'Ello.

On 2016-08-08T15:11:05 +0200
Peter Kriens <peter.kri...@aqute.biz> wrote:

> As you seem to have found out the problems disappears when you just
> do the simple thing … block until your resource R is ready.

On this implementation, for this problem, sure! :D

It is in fact what I ended up putting into the example:

  
https://github.com/io7m/osgi-example-reverser/blob/master/tcp-server/src/main/java/com/io7m/reverser/tcp_server/TCPServerService.java#L47

Blocking initialization happens in the TCPServer constructor. There's
no exponential backoff or retrying yet, so it's still fragile to other
network problems relating to bind().

> So now we have the case that you raise: T1 is deactivated while T2 is
> activated before T1 has finished deactivating.
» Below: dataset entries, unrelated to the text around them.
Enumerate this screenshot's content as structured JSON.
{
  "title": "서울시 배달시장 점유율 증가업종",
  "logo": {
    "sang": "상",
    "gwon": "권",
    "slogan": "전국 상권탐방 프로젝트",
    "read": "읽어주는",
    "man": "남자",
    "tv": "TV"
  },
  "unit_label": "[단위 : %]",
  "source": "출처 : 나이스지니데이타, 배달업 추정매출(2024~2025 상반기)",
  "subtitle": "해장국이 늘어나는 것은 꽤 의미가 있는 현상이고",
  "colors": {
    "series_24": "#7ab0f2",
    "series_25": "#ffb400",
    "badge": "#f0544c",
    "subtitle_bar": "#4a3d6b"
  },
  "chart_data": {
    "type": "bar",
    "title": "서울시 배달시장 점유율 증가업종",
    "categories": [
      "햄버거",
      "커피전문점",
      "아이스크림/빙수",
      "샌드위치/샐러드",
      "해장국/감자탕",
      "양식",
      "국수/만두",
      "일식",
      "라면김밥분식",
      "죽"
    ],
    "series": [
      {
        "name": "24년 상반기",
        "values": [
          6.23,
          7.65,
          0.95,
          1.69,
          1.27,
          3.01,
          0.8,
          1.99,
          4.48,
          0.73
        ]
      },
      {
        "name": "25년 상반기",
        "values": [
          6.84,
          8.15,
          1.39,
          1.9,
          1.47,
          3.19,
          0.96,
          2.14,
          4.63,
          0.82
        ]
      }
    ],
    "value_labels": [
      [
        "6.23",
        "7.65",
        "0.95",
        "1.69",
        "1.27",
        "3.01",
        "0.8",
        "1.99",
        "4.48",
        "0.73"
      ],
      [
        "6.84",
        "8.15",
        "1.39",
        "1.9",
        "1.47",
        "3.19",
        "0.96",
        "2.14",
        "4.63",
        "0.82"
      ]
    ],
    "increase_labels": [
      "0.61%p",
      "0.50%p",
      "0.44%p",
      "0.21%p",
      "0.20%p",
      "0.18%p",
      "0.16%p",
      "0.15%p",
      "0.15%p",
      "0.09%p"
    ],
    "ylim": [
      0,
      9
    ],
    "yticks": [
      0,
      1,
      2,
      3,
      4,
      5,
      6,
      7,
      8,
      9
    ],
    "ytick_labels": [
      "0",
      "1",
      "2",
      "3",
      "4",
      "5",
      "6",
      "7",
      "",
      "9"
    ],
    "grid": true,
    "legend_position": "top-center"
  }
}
Looking at the SCR/DS
> implementations and >activities involved as well as experience it is
> not something I generally worry about. I always write my servers
> assuming they can fail. I just write the activate method to start a
> loop that initializes and then does work. If an exception is thrown,
> I wait with exponential back-off and try again. 

Right.

I think it's fairly common outside of OSGi (and more common outside of
Java due to the [not very accurately] perceived problem of VM startup
times) to let entire processes crash early and then use process
supervision systems (daemontools, runit, etc) to restart the processes.
Obviously this approach doesn't apply to OSGi as the whole point is to
not have to keep restarting whole systems.

> My general philosophy in life is that it is better to accept failures
> and handle them instead of trying to prevent them in all possible
> theoretical cases. It makes for MUCH simpler systems that are more
> reliable.

I agree in general. This had the feel of a bug in my code (or worse, a
problem with the way OSGi is specified) rather than an acceptable
failure, though.

> That said, if I would be given this answer I would probably think it
> is a cop-out. So how could we solve this race condition without
> statics in OSGi?
> 
> It would require a new service that handles the atomicity. The
> component should have no dependencies so it only depends on its
> bundle life cycle which will avoid the T1/T2 overlap since a bundle
> cannot start before it has been fully stopped. It should provide a
> lock method that is taken in activate and released in deactivate. So
> that would ensure atomicity.
> 

It feels like in order for this LockImpl solution to work, you'd have
to be relying on the same assumption that you'd be relying on if you
simply blocked in activate()/deactivate()... The assumption that if
the bundle is restarted/refreshed, then the activate() method of the
new instances won't be called concurrently with the deactivate()
methods of the old instances. If that assumption doesn't hold, then
it seems that the LockImpl would not have the right effect. There'd
effectively be two lock instances.

> However, I would not bother, making your server loop resilient by
> reinitializing after a failure is much more robust against many more
> error cases. The chance that you get overlapping
> T1.deactivate/T2.activate is in my experience magnitudes smaller than
> getting a network problem, which in the end can be handled with the
> same code. The chance might even be zero but I’ve no time to crawl
> through the spec to proof that right now.

I agree, I wouldn't bother.

> If you really feel strong about this race condition then you should
> file a bug on the public OSGi Bugzilla, the expert group will then
> take a look if the DS specification should be amended.

I don't know enough to feel that strongly. :D

I think it would be nice if the spec had something unambiguous to say
about this case. Given that the point of OSGi is to be standardized,
it'd be better if we weren't relying on unspecified assumptions for
something like this. The fact that I had to ask the question(s) at all
might indicate a problem (or maybe I'm being overly pedantic).